Massachusetts once had the best state test in the country. Will it again?

The Hechinger Report, news story, 6-7-2016

The MCAS has long been considered one of the nation’s best tests at assessing student performance. But the shift to the Common Core State Standards meant it would have to go. The PAARC tests, used in states such as Illinois and New Jersey since 2015, were supposed to be even better. Not the joy-killing machines ruining childhood, as so many critics have portrayed standardized tests, but true measures of whether children were learning the key skills they would need as grown-ups: how to think critically, solve problems, make a convincing argument, and write a coherent paragraph.

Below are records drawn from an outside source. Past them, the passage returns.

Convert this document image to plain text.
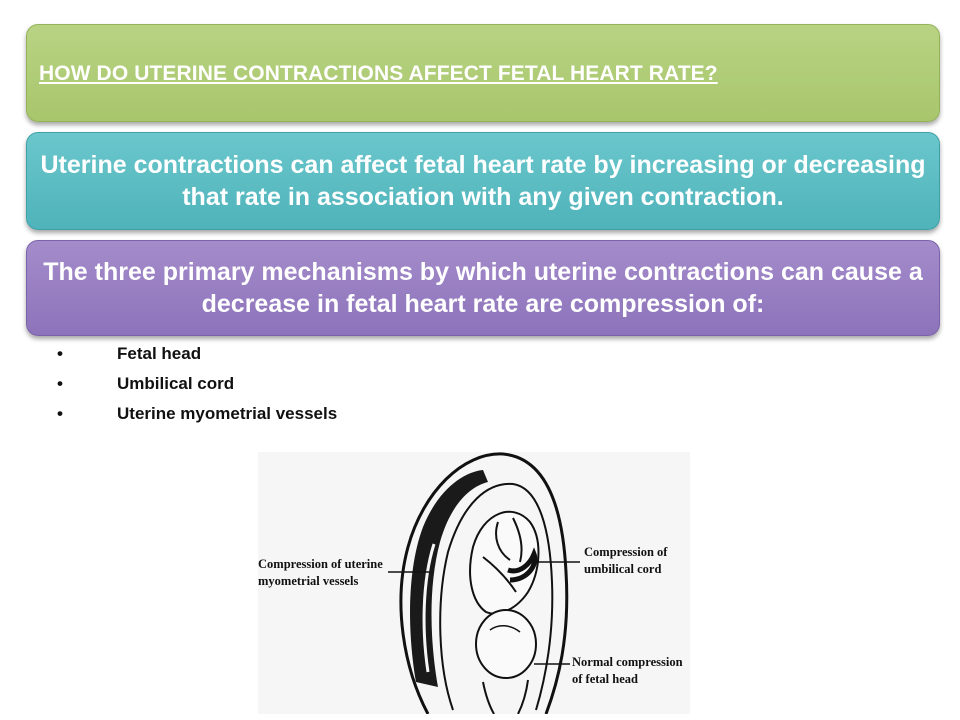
HOW DO UTERINE CONTRACTIONS AFFECT FETAL HEART RATE?
Uterine contractions can affect fetal heart rate by increasing or decreasing that rate in association with any given contraction.
The three primary mechanisms by which uterine contractions can cause a decrease in fetal heart rate are compression of:
•	Fetal head
•	Umbilical cord
•	Uterine myometrial vessels
Compression of uterine
myometrial vessels
Compression of
umbilical cord
Normal compression
of fetal head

Instead, the uproar over testing has only gotten louder. The increased difficulty of PARCC and other Common Core-aligned exams sent pass rates plummeting, while teacher evaluations linked to scores have fueled union-led fights, including those now unfolding in Massachusetts. And the continued use of multiple-choice questions has parents, teachers, and kids questioning whether the new tests could be much better than what they were replacing.

Amid the controversy, the Massachusetts Board of Education decided last fall to create an MCAS/PARCC hybrid unique to this state. Officials and educators are optimistic that by retaining control over the test, they will help preserve Massachusetts’s spot at the top of the US educational pack.